The evidence suggests that fertility decline is not driven by a mass rejection of parenthood or a collapse in biological capacity. Instead, it reflects a growing mismatch between aspirations and conditions. Most people still want children. What’s often missing is a sense that the timing is right, the future is secure, and the systems around them make it possible to combine work, family, and care.
Seen this way, “underbabied” describes not a failure of individuals, but a failure to align people’s aspirations with their lived realities. That reframing suggests a different goal: not chasing higher birth rates, but building a society in which people can make meaningful choices about parenthood—and feel able to act on them.

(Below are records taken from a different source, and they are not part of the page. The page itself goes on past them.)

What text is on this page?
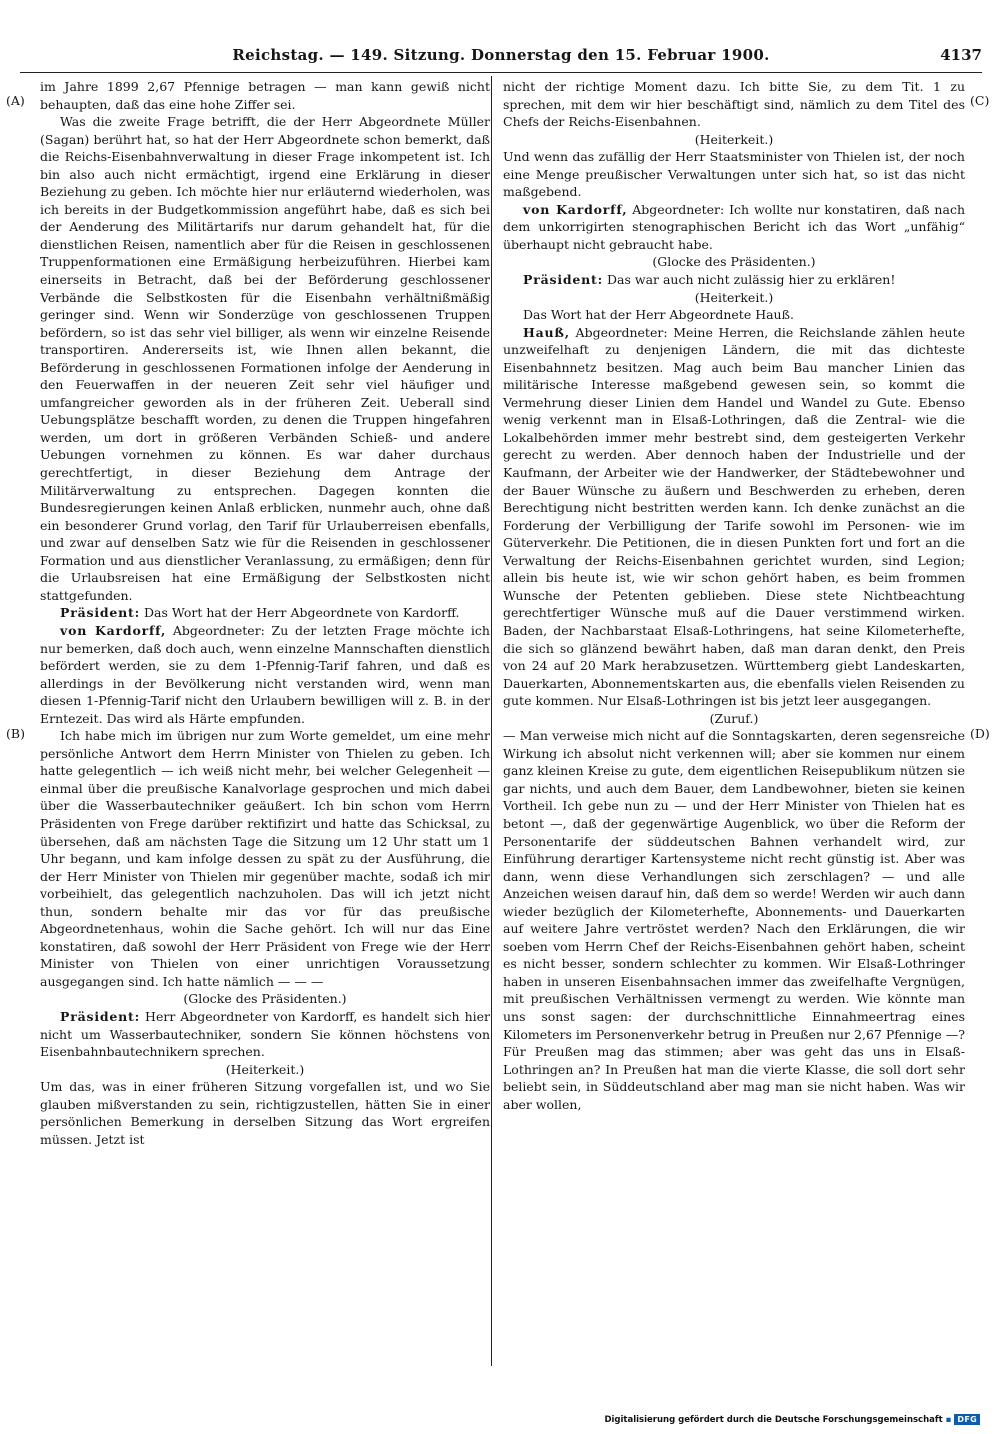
Reichstag. — 149. Sitzung. Donnerstag den 15. Februar 1900.	4137
(A)
(B)
(C)
(D)

im Jahre 1899 2,67 Pfennige betragen — man kann gewiß nicht behaupten, daß das eine hohe Ziffer sei.

Was die zweite Frage betrifft, die der Herr Abgeordnete Müller (Sagan) berührt hat, so hat der Herr Abgeordnete schon bemerkt, daß die Reichs-Eisenbahnverwaltung in dieser Frage inkompetent ist. Ich bin also auch nicht ermächtigt, irgend eine Erklärung in dieser Beziehung zu geben. Ich möchte hier nur erläuternd wiederholen, was ich bereits in der Budgetkommission angeführt habe, daß es sich bei der Aenderung des Militärtarifs nur darum gehandelt hat, für die dienstlichen Reisen, namentlich aber für die Reisen in geschlossenen Truppenformationen eine Ermäßigung herbeizuführen. Hierbei kam einerseits in Betracht, daß bei der Beförderung geschlossener Verbände die Selbstkosten für die Eisenbahn verhältnißmäßig geringer sind. Wenn wir Sonderzüge von geschlossenen Truppen befördern, so ist das sehr viel billiger, als wenn wir einzelne Reisende transportiren. Andererseits ist, wie Ihnen allen bekannt, die Beförderung in geschlossenen Formationen infolge der Aenderung in den Feuerwaffen in der neueren Zeit sehr viel häufiger und umfangreicher geworden als in der früheren Zeit. Ueberall sind Uebungsplätze beschafft worden, zu denen die Truppen hingefahren werden, um dort in größeren Verbänden Schieß- und andere Uebungen vornehmen zu können. Es war daher durchaus gerechtfertigt, in dieser Beziehung dem Antrage der Militärverwaltung zu entsprechen. Dagegen konnten die Bundesregierungen keinen Anlaß erblicken, nunmehr auch, ohne daß ein besonderer Grund vorlag, den Tarif für Urlauberreisen ebenfalls, und zwar auf denselben Satz wie für die Reisenden in geschlossener Formation und aus dienstlicher Veranlassung, zu ermäßigen; denn für die Urlaubsreisen hat eine Ermäßigung der Selbstkosten nicht stattgefunden.

Präsident: Das Wort hat der Herr Abgeordnete von Kardorff.

von Kardorff, Abgeordneter: Zu der letzten Frage möchte ich nur bemerken, daß doch auch, wenn einzelne Mannschaften dienstlich befördert werden, sie zu dem 1-Pfennig-Tarif fahren, und daß es allerdings in der Bevölkerung nicht verstanden wird, wenn man diesen 1-Pfennig-Tarif nicht den Urlaubern bewilligen will z. B. in der Erntezeit. Das wird als Härte empfunden.

Ich habe mich im übrigen nur zum Worte gemeldet, um eine mehr persönliche Antwort dem Herrn Minister von Thielen zu geben. Ich hatte gelegentlich — ich weiß nicht mehr, bei welcher Gelegenheit — einmal über die preußische Kanalvorlage gesprochen und mich dabei über die Wasserbautechniker geäußert. Ich bin schon vom Herrn Präsidenten von Frege darüber rektifizirt und hatte das Schicksal, zu übersehen, daß am nächsten Tage die Sitzung um 12 Uhr statt um 1 Uhr begann, und kam infolge dessen zu spät zu der Ausführung, die der Herr Minister von Thielen mir gegenüber machte, sodaß ich mir vorbeihielt, das gelegentlich nachzuholen. Das will ich jetzt nicht thun, sondern behalte mir das vor für das preußische Abgeordnetenhaus, wohin die Sache gehört. Ich will nur das Eine konstatiren, daß sowohl der Herr Präsident von Frege wie der Herr Minister von Thielen von einer unrichtigen Voraussetzung ausgegangen sind. Ich hatte nämlich — — —

(Glocke des Präsidenten.)

Präsident: Herr Abgeordneter von Kardorff, es handelt sich hier nicht um Wasserbautechniker, sondern Sie können höchstens von Eisenbahnbautechnikern sprechen.

(Heiterkeit.)

Um das, was in einer früheren Sitzung vorgefallen ist, und wo Sie glauben mißverstanden zu sein, richtigzustellen, hätten Sie in einer persönlichen Bemerkung in derselben Sitzung das Wort ergreifen müssen. Jetzt ist

nicht der richtige Moment dazu. Ich bitte Sie, zu dem Tit. 1 zu sprechen, mit dem wir hier beschäftigt sind, nämlich zu dem Titel des Chefs der Reichs-Eisenbahnen.

(Heiterkeit.)

Und wenn das zufällig der Herr Staatsminister von Thielen ist, der noch eine Menge preußischer Verwaltungen unter sich hat, so ist das nicht maßgebend.

von Kardorff, Abgeordneter: Ich wollte nur konstatiren, daß nach dem unkorrigirten stenographischen Bericht ich das Wort „unfähig“ überhaupt nicht gebraucht habe.

(Glocke des Präsidenten.)

Präsident: Das war auch nicht zulässig hier zu erklären!

(Heiterkeit.)

Das Wort hat der Herr Abgeordnete Hauß.

Hauß, Abgeordneter: Meine Herren, die Reichslande zählen heute unzweifelhaft zu denjenigen Ländern, die mit das dichteste Eisenbahnnetz besitzen. Mag auch beim Bau mancher Linien das militärische Interesse maßgebend gewesen sein, so kommt die Vermehrung dieser Linien dem Handel und Wandel zu Gute. Ebenso wenig verkennt man in Elsaß-Lothringen, daß die Zentral- wie die Lokalbehörden immer mehr bestrebt sind, dem gesteigerten Verkehr gerecht zu werden. Aber dennoch haben der Industrielle und der Kaufmann, der Arbeiter wie der Handwerker, der Städtebewohner und der Bauer Wünsche zu äußern und Beschwerden zu erheben, deren Berechtigung nicht bestritten werden kann. Ich denke zunächst an die Forderung der Verbilligung der Tarife sowohl im Personen- wie im Güterverkehr. Die Petitionen, die in diesen Punkten fort und fort an die Verwaltung der Reichs-Eisenbahnen gerichtet wurden, sind Legion; allein bis heute ist, wie wir schon gehört haben, es beim frommen Wunsche der Petenten geblieben. Diese stete Nichtbeachtung gerechtfertiger Wünsche muß auf die Dauer verstimmend wirken. Baden, der Nachbarstaat Elsaß-Lothringens, hat seine Kilometerhefte, die sich so glänzend bewährt haben, daß man daran denkt, den Preis von 24 auf 20 Mark herabzusetzen. Württemberg giebt Landeskarten, Dauerkarten, Abonnementskarten aus, die ebenfalls vielen Reisenden zu gute kommen. Nur Elsaß-Lothringen ist bis jetzt leer ausgegangen.

(Zuruf.)

— Man verweise mich nicht auf die Sonntagskarten, deren segensreiche Wirkung ich absolut nicht verkennen will; aber sie kommen nur einem ganz kleinen Kreise zu gute, dem eigentlichen Reisepublikum nützen sie gar nichts, und auch dem Bauer, dem Landbewohner, bieten sie keinen Vortheil. Ich gebe nun zu — und der Herr Minister von Thielen hat es betont —, daß der gegenwärtige Augenblick, wo über die Reform der Personentarife der süddeutschen Bahnen verhandelt wird, zur Einführung derartiger Kartensysteme nicht recht günstig ist. Aber was dann, wenn diese Verhandlungen sich zerschlagen? — und alle Anzeichen weisen darauf hin, daß dem so werde! Werden wir auch dann wieder bezüglich der Kilometerhefte, Abonnements- und Dauerkarten auf weitere Jahre vertröstet werden? Nach den Erklärungen, die wir soeben vom Herrn Chef der Reichs-Eisenbahnen gehört haben, scheint es nicht besser, sondern schlechter zu kommen. Wir Elsaß-Lothringer haben in unseren Eisenbahnsachen immer das zweifelhafte Vergnügen, mit preußischen Verhältnissen vermengt zu werden. Wie könnte man uns sonst sagen: der durchschnittliche Einnahmeertrag eines Kilometers im Personenverkehr betrug in Preußen nur 2,67 Pfennige —? Für Preußen mag das stimmen; aber was geht das uns in Elsaß-Lothringen an? In Preußen hat man die vierte Klasse, die soll dort sehr beliebt sein, in Süddeutschland aber mag man sie nicht haben. Was wir aber wollen,

Digitalisierung gefördert durch die Deutsche Forschungsgemeinschaft ▪ DFG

The debate over fertility decline raises broader questions about what kinds of lives people can build and what governments owe them in response. Many questions about how economic conditions, social change, environmental exposures, and policy shape fertility remain unresolved, and the evidence is often limited or inconsistent. That makes careful interpretation essential. Policies driven by demographic anxiety risk narrowing reproductive autonomy while overlooking the structural conditions that shape family formation in the first place.